After a moment's thought, Cooper added Rob Beresford and his parents to the list. Was there anyone else he should consider? No, that seemed to be about it.

Cooper glanced through the list again. There were quite a few familiar surnames on it. That was inevitable, after all his years in E Division making arrests, interviewing suspects, reading intelligence files on known criminal associates. Certain family names cropped up time and time again. Others he remembered particularly after just one meeting – an individual could make such a deep impression on him he would never forget them for as long as he lived. There were even one or two who'd been helpful to him in the past and who might not run a mile when they saw him coming.

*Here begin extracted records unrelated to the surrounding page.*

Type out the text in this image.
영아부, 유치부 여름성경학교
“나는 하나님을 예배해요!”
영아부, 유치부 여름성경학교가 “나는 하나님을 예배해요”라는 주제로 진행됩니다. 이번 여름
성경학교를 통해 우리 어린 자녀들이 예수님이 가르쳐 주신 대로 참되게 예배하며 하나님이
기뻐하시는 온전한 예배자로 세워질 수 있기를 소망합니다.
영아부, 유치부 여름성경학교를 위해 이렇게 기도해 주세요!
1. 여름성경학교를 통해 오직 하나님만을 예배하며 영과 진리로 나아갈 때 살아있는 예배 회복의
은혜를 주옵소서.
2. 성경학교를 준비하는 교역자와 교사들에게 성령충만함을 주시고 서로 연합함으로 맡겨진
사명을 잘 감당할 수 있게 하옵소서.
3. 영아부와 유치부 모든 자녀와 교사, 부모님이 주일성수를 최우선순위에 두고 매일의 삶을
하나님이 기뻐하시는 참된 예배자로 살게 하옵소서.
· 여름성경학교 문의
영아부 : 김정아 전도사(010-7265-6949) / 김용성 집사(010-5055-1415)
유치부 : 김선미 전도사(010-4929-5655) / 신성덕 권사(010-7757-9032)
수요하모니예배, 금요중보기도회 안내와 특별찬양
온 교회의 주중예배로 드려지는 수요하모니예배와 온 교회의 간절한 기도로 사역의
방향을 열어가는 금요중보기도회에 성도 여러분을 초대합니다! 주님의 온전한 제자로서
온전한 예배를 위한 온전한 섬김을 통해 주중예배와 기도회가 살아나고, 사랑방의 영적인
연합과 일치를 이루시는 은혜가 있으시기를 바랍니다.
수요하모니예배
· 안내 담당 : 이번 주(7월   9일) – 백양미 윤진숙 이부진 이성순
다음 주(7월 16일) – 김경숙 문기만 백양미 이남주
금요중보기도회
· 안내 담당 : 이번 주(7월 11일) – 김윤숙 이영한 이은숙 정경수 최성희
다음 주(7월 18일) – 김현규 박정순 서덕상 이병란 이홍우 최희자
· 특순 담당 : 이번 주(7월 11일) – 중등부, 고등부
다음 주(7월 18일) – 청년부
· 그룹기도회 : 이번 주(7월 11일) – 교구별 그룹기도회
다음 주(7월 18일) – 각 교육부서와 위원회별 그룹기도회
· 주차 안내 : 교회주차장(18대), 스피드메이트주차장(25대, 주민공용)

One of those individuals was suggested by a name on this list. The Kilners were a widespread family in this part of Derbyshire. But one particular member of the family, Brendan, was well known to Cooper.

Brendan Kilner had been the owner of a garage that was targeted during a proactive operation tackling an increase in the number of expensive, top-of-the-range cars being stolen in North Derbyshire, most of which were never recovered. The suspicion was that they were being processed locally and shipped abroad through a third party. There was always a market for stolen BMWs and Mercedes in parts of the world where fewer questions were asked.

But Kilner himself had never been convicted of anything. Two of his mechanics had gone down for a few years after the police operation located a couple of lock-ups in Edendale where the two employees had been working on stolen vehicles in their spare time. The inquiry had focused on tracking down the dealers who organised the shipping – they were the really serious players, part of an organised crime gang. Once their stage of the enterprise was disrupted, the market disappeared. They also made most of the profit, of course, so they were a much juicier target for an action under the Proceeds of Crime Act, which extracted large amounts of money from convicted criminals. Some of the proceeds even went towards maintaining levels of policing in the county.

It had never been entirely clear whether Kilner was squeaky clean in relation to the stolen car scam, but he'd been remarkably helpful at the time. He opened up his records to the police investigation and shared everything he knew about the activities of his two mechanics, who were by then safely in custody.

During the interviews Cooper was unable to escape a niggling doubt about the garage owner and whether there might be some hidden paperwork somewhere, a possibility the leading officer in the case decided not to pursue. Since then Brendan Kilner had nothing recorded against him, either in Criminal Records or in the intelligence databases. Going straight, then. The garage was still there, BK Motors – now in a double unit on an industrial estate on the outskirts of Edendale.